Perhaps 75,000 more die with brain and kidney damage in the convulsions of eclampsia, a dangerous condition that can arise in late pregnancy and has been described by a survivor as "the worst feeling in the world that can possibly be imagined."
Another 100,000 die of sepsis, the bloodstream poisoned by a rising infection from an unhealed uterus or from retained pieces of placenta, bringing fever and hallucinations and appalling pain.
Smaller but still significant numbers die of an anaemia so severe that the muscles of the heart fail. And as many as 40,000 a year die of obstructed labour - days of futile contractions repeatedly grinding down the skull of an already asphyxiated baby onto the soft tissues of a pelvis that is just too small.
But the numbers of dead alone do not reveal the full scale of this tragedy. For every woman who dies, approximately 30 more incur injuries, infections, and disabilities which are usually untreated and unspoken of, and which are often humiliating and painful, debilitating and lifelong.
This means that at least 12 million women a year sustain the kind of damage in pregnancy and childbirth that will have a profound effect on their lives. And even allowing for the fact the some women will suffer such injuries more than once during their child-bearing years, the cumulative total of those affected can be conservatively estimated at some 300 million, or more than a quarter of the adult women now alive in the developing world.

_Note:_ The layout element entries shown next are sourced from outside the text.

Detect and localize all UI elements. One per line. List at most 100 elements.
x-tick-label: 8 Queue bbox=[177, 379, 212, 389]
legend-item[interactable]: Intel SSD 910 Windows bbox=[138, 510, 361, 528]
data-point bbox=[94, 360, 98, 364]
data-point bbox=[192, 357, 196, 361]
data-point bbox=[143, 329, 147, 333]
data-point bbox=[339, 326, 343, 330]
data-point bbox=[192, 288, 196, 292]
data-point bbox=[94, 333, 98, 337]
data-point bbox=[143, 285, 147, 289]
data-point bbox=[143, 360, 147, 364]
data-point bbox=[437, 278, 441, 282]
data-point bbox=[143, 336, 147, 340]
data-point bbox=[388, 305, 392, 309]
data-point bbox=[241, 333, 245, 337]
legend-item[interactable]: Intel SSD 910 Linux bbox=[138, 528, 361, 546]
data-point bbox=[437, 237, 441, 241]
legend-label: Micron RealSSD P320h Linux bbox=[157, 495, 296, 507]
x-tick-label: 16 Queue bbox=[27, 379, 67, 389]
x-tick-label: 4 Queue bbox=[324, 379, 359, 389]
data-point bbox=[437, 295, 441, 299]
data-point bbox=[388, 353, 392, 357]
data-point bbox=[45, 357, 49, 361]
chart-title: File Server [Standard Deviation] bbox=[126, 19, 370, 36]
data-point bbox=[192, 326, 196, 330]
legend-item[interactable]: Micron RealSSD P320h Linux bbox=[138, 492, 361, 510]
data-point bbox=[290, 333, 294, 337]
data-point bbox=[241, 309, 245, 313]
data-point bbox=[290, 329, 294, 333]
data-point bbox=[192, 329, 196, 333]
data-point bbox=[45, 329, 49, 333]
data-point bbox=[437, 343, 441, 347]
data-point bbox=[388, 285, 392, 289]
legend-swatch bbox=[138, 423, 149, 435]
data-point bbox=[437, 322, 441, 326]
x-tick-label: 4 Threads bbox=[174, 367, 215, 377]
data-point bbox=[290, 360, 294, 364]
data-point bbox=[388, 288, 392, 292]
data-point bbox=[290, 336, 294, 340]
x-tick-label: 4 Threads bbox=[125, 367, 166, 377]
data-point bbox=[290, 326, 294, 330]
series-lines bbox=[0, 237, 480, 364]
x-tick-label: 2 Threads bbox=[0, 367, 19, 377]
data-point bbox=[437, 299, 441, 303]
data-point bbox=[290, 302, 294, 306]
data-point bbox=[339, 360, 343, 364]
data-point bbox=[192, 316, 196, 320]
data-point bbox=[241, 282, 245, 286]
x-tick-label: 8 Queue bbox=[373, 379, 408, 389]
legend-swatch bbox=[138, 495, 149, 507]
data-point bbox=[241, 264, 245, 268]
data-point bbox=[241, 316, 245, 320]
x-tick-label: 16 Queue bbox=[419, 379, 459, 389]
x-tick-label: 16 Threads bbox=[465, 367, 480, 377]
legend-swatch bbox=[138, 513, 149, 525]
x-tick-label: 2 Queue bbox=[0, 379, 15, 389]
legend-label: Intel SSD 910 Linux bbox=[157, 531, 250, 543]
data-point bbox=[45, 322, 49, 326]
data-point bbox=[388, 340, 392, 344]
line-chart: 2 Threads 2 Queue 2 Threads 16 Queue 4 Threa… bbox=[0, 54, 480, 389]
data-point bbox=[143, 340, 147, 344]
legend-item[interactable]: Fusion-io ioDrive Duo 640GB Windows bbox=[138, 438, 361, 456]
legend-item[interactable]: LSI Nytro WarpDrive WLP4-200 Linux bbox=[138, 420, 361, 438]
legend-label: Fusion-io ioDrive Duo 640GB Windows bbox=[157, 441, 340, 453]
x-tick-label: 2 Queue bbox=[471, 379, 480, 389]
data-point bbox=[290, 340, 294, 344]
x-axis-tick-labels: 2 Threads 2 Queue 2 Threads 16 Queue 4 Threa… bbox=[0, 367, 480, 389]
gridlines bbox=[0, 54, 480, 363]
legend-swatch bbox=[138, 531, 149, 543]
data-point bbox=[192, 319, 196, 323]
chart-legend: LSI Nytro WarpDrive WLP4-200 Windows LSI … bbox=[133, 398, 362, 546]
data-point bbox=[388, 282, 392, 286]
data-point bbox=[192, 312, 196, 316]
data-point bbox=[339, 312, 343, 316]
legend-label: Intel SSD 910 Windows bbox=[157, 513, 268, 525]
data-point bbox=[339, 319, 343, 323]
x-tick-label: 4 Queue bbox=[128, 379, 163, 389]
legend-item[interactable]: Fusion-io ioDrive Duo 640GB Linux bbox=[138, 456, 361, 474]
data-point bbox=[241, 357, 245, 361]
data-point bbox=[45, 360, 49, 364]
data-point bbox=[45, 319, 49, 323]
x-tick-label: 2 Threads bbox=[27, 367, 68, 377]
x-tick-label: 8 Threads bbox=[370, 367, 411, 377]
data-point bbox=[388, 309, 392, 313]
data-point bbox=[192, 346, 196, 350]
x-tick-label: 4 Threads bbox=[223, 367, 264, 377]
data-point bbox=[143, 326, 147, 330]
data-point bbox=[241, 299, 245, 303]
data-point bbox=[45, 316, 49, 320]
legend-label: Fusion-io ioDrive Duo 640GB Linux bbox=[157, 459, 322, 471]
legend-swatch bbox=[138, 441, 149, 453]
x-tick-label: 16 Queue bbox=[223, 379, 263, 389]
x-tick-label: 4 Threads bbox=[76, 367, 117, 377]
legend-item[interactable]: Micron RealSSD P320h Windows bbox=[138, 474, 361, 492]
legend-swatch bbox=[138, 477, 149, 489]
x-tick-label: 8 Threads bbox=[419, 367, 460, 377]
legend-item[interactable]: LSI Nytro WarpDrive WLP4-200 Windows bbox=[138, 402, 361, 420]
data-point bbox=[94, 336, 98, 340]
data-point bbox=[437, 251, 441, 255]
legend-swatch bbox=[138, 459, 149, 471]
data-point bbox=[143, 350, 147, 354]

It is therefore no exaggeration to say that the issue of maternal mortality and morbidity, locked fast in its conspiracy of silence, is in scale and severity the most neglected tragedy of our times.
- A woman dies every two hours in Nepal due to birth complications, according to report by Radio Nepal in February 2003.
"Maternal mortality in the country is put at 539 per 100,000 births, one of the highest in South Asia," the state-run radio quoted Arju Rana Deuba, honorary chairperson of the Safe Motherhood Network, as saying (though international agencies such as WHO put the figure at 1500 per 100,000 births,when under-reporting is fully taken into account).
"More than 80 per cent of the women die before reaching hospital due to ignorance about birth preparedness and complication readiness prior to delivery," Deuba said, adding that 20 per cent die after they are taken to hospital.
Despite the availability of medical facilities and services, they cannot be used unless there is awareness among the Nepalese people, Deubaadded.
At least 4,000 women lose their lives during child birth every year in Nepal.